Business Lessons From Other People’s Jobs

My friend Patrick O’Shaughnessy is a professional investor with a book club. A while ago he sent his club an email with his favorite books of the year.

“Consistent with my belief that it is more productive to read around one’s field than in one’s field, there are no investing books on this list,” it read.

This is such a powerful concept.

Most of us spend too much time in the bubble of our own professions, unaware of how much there is to learn from other fields. A lot of jobs fall under the category of “trying to figure out what other people want,” so many ideas from one field transfer to another.

Here are a few takeaways from various professions that are relevant to business and investing.

Poet: Quality does not scale with the number of inputs. You can make a more powerful point in 10 words than you can 10,000.
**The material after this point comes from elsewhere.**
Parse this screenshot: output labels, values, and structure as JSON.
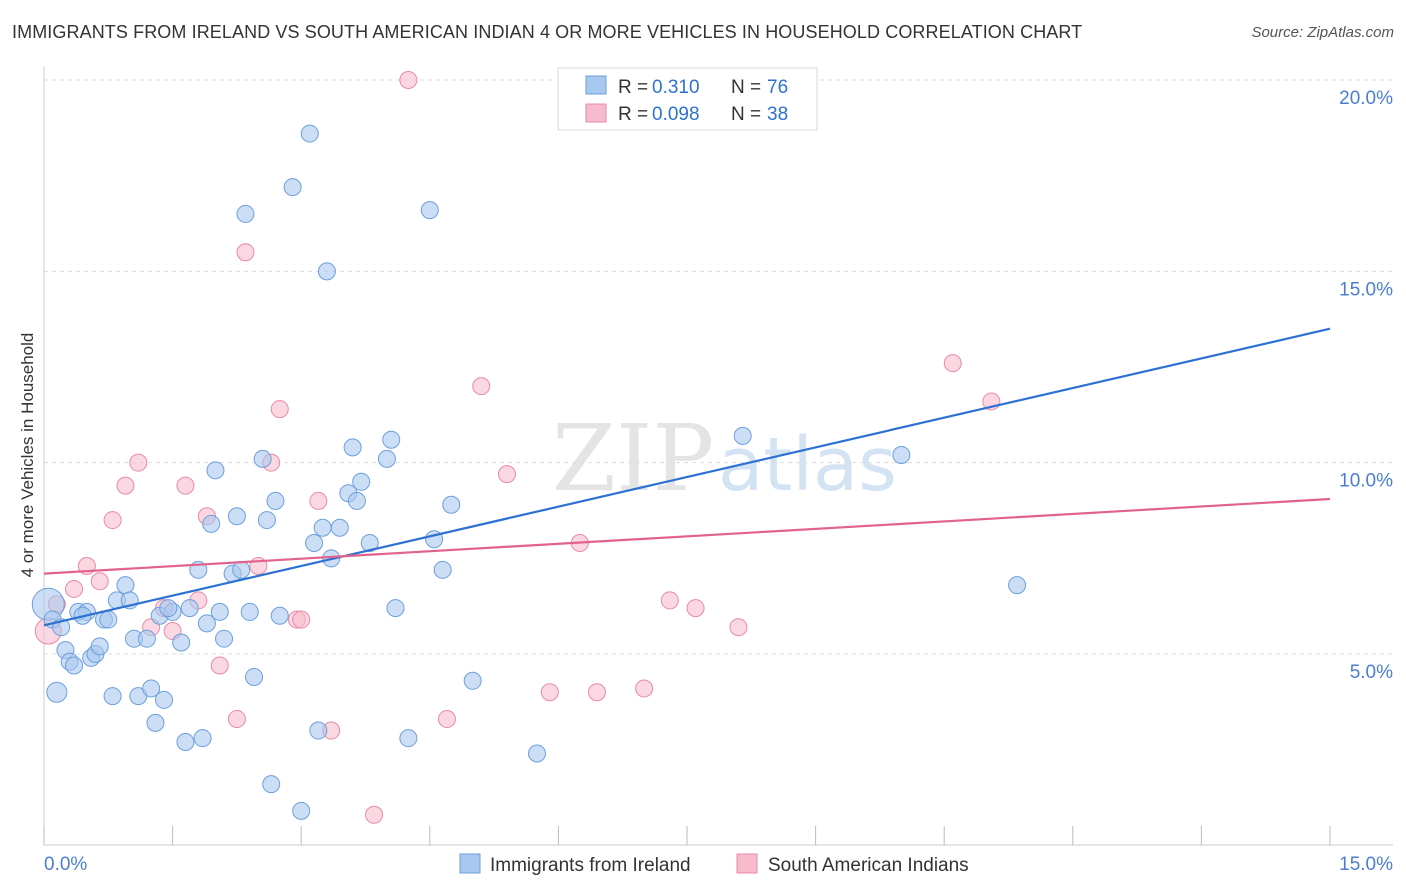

Doctor: The cumulative effects of small daily habits – both good and bad – add up to something enormous over time.

Politician: The winner is not always the most accurate, but the most persuasive.

Lawyer: No argument is ever 100% air tight.

Pilot: Ninety percent of the job is uneventful to the point of automation; ten percent of the job is terrifying and requires complex skills and a flawlessly calm demeanor.

Accountant: You can lie more easily with numbers than you can with words. People associate numbers with math, and math with facts, leading them to be more gullible with numbers than they are when confronted with words alone.

Gambler: Bet when others think the odds of success are low (that’s where there’s big payoffs) but be able to survive when those other people are right most of the time.

Dietician: Solutions to problems can be shockingly simple; Getting people to adhere to simple solutions can be shockingly difficult.

Engineer: Break down a complex problem into its simplest series of steps.

Therapist: What people present to the world is a tiny fraction of what’s going on inside their head.

Biologist: All environments change, and the best protection against those changes is the ability to adapt.

Pediatrician: You don’t know how important communication is until your customers are incapable of talking to you.

Banker: The combination of leverage and a momentum can make ordinary people look extraordinarily talented.

Psychologist: People are amazingly good at convincing themselves of things that are untrue but justify unpleasant parts of their lives.

Financial advisor: People think they want expert advice, but what they really want is advice that sounds like something an expert would say.

Cop: By the time people get caught they’ve probably committed a crime dozens, maybe hundreds, of times. The bad behavior you hear about is a small fraction of the bad behavior that occurs.

Cab driver: Nothing teaches the concept customer acquisition cost better than driving across town to pick someone up for a $4 fare.

Construction worker: You cannot argue with physics.

Waiter: Incentives are powerful when your pay depends on the ability to satisfy customers this moment.

Customer service rep: Patience often stops short of the ability to realize how difficult other people’s jobs are.